Algunas de las obras más apreciadas de Trollope son conocidas como
las novelas de Barchester y giran en torno al condado imaginario de
Barsetshire. Trollope también escribió penetrantes novelas sobre
temas y conflictos políticos, sociales y sexuales de su época.

Updike, John (1932- 2009). Narrador, poeta y ensayista


estadounidense. Es conocido a nivel internacional por su serie de
libros sobre Harry Angstrom, que se inició en 1960 con Corre, conejo,
al que siguieron otros tres libros, el último publicado en 1990: Conejo
descansa. Recibió el Premio Pulitzer en 1982 y en 1991.

Valadés, Edmundo (1915-1994) Cuentista, editor y periodista


mexicano. La difusión del relato breve en México debe mucho a su
revista El Cuento, donde se publicaban y traducían textos poco
conocidos hasta ese momento en el ámbito hispanoamericano. Su
cuento más popular es «La muerte tiene permiso».

Vale, Eugene (1916-1997). Estadounidense. Novelista y dramaturgo.


Escribió también para el cine. Publicó en 1982 el influyente libro
Técnicas del guión para cine y televisión. Su novela más conocida es
El decimotercer apóstol (1959).

Vallejo, Fernando (1942). Escritor y cineasta nacido en Colombia y


nacionalizado mexicano. Ha recibido numerosos reconocimientos,
incluidos el Premio Rómulo Gallegos y el Premio FIL de Literatura.
Dos de sus novelas, El desbarrancadero y La virgen de los sicarios,
figuran entre los mejores cien libros en lengua castellana de los
últimos 25 años.

Vargas Llosa Mario (1936…). Uno de los más importantes novelistas


y ensayistas contemporáneos. Peruano de nacimiento, se nacionalizó
español. Premio Nobel de Literatura 2010.Sus mejores novelas: La
ciudad y los perros (1962), La casa verde (1965), Conversación en La
Catedral (1969).

Vonnegut, Kurt (1922-2007). Escritor estadounidense, cuyas obras,


generalmente adscritas al género de la ciencia ficción, participan
también de la sátira y la comedia negra. Es autor de catorce novelas,
entre las que destacan Las sirenas de Titán (1959), Matadero cinco
(1969) y Desayuno de campeones (1973).
Wiesel, Elie (1928…).

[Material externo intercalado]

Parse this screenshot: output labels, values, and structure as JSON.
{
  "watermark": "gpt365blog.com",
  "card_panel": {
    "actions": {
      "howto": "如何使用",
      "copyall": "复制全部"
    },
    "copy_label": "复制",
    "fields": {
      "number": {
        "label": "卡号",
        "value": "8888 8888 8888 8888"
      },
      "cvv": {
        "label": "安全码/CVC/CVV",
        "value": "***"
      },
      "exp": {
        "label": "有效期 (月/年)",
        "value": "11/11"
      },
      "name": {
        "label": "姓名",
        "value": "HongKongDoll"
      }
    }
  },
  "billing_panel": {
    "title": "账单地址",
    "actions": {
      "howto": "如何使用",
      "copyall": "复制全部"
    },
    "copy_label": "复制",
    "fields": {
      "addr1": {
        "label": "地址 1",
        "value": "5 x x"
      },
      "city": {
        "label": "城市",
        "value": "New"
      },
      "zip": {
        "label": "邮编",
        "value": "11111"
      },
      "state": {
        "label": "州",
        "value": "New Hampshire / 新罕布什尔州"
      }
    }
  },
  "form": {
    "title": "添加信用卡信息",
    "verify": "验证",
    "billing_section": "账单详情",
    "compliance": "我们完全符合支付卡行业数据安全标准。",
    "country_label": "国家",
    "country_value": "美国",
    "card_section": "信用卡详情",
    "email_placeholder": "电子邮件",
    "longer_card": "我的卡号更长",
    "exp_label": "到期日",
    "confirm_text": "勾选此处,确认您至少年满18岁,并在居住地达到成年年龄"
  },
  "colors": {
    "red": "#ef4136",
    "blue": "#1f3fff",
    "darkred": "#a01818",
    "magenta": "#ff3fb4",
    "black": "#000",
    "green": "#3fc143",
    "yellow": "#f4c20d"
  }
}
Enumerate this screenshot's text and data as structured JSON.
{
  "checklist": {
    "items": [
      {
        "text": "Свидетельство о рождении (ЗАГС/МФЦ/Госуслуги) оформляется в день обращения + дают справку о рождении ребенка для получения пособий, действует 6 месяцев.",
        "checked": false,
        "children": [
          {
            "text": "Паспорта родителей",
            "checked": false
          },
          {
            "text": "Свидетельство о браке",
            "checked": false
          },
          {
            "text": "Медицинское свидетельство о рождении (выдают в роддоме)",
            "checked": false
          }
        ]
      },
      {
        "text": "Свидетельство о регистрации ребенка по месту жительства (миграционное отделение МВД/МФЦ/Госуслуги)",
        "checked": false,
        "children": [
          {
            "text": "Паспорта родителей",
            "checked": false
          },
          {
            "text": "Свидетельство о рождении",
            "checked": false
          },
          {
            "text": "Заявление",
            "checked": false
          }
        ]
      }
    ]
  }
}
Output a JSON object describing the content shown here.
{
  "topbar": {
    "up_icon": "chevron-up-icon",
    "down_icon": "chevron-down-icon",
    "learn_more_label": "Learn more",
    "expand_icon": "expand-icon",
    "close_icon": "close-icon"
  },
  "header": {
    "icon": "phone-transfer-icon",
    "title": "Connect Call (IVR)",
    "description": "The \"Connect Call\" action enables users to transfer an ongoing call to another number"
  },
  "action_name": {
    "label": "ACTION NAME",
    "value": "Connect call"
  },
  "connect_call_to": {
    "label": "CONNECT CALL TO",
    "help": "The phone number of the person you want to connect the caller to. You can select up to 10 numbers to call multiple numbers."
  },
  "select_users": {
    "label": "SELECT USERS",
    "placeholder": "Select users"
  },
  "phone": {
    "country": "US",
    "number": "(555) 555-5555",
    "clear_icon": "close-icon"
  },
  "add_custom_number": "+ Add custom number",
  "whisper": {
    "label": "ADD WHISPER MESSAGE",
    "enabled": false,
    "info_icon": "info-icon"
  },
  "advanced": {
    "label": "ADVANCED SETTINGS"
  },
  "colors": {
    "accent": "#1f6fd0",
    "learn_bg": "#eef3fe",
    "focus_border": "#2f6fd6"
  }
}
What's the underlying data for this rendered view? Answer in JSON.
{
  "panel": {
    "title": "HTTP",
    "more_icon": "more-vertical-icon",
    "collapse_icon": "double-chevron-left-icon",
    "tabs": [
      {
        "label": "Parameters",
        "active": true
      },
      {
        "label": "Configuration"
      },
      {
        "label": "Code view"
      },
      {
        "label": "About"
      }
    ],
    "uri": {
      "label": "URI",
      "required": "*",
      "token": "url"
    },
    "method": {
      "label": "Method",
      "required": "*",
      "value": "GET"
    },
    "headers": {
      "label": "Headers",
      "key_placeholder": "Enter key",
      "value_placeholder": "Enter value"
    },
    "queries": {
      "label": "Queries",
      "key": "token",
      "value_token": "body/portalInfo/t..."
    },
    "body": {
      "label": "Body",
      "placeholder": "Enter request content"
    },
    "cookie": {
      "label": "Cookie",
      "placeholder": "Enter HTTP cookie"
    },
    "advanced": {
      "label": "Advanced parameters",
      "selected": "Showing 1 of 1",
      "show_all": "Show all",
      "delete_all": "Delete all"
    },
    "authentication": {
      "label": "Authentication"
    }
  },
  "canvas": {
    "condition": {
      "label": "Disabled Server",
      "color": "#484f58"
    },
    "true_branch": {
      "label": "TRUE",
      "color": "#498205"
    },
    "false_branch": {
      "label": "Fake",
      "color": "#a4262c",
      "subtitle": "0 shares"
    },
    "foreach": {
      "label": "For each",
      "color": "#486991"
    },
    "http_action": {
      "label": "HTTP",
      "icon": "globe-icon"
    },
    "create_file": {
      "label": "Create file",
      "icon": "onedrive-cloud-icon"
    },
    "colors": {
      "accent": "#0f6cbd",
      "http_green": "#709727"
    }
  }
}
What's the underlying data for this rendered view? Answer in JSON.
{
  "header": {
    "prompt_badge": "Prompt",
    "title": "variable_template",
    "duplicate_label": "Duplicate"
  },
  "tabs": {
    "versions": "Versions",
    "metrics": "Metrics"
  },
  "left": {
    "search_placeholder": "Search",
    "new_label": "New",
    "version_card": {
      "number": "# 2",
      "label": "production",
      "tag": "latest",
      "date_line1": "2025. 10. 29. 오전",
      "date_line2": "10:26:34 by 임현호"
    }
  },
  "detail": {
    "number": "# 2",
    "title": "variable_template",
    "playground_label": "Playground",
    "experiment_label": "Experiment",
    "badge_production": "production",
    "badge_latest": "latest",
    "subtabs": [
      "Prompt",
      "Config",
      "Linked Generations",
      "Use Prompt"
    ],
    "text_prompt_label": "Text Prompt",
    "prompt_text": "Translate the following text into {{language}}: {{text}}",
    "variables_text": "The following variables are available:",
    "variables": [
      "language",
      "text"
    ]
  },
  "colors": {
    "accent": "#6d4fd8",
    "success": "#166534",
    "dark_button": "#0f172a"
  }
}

Nació en Rumania. Es un superviviente de los
campos de concentración nazis. En 1956 obtuvo la nacionalidad
estadounidense. Publicó en francés su novela La noche (1958),
primera parte de una trilogía sobre el drama del holocausto judío, que
completó años más tarde con El alba (1960) y El día (1961).

Wilson, Angus (1913-1991). Escritor británico. Estudió en


Westminster y Oxford. De 1936 a 1955 trabajó como bibliotecario del
British Museum. En 1966 ocupó la cátedra de literatura inglesa de la
Universidad de East Anglia, y entre 1982-1988 presidió la Real
Sociedad de Literatura Británica.

Woolf, Virginia (1882-1941). Novelista, ensayista, editora. Es una de


las más destacadas figuras del modernismo literario del siglo XX. Sus
obras más famosas incluyen las novelas La señora Dalloway (1925),
Al faro (1927) y Orlando (1928), y su ensayo Una habitación propia
(1929), con la famosa sentencia: «Una mujer debe tener dinero y una
habitación propia si va a escribir ficción».